If the fresh words she wrings out of the EU don’t satisfy every single one of her Conservative and DUP critics – and it is not looking hopeful – then she is going to be dependent on Opposition MPs to vote her deal through in the New Year. There’s a precedent for that. In 1972 the Conservative Prime Minister Edward Heath only succeeded in taking the UK into the then European Economic Community with the help of 69 rebel Labour MPs’ votes. It has a certain neat symmetry but for the Conservatives, it is appalling politics.

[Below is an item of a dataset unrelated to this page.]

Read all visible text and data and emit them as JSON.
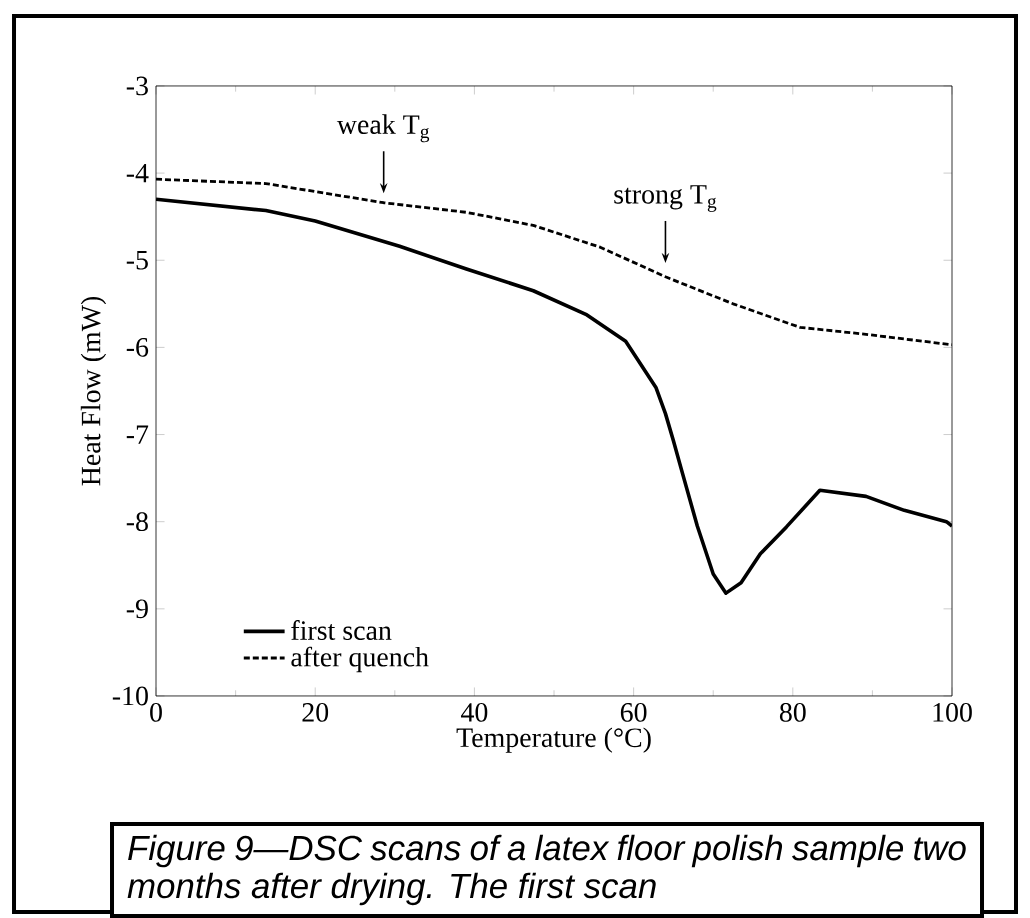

Voters dislike divided parties and what last night’s attempted vote of no confidence did was turn yet another powerful spotlight on the Conservatives’ open, raw and bleeding divisions. 200 MPs supported the Prime Minister but 117 Conservative MPs did not – including several Northamptonshire backbenchers. It was devastating.
In a bid to ensure her own survival, Mrs May promised her MPs that she would not fight the next election as Conservative leader. That’s not actually a concession. She’s been living on borrowed time ever since she threw away the Conservative Government’s majority in her ill-fated snap election last year. Her parliamentary party has never had any intention of letting her lead them into the election of 2022.The only question is precisely when she will step down. Last night she was remaining tight-lipped on the date but both she and the Conservative parliamentary party knows that she will need to give her replacement time to bed in before the next election.
An early general election remains on the cards. And whenever the next election comes, by hook or by crook, Mrs May will be gone. The endgame of her premiership may be short. It may be protracted. But either way it is painful and it is under way.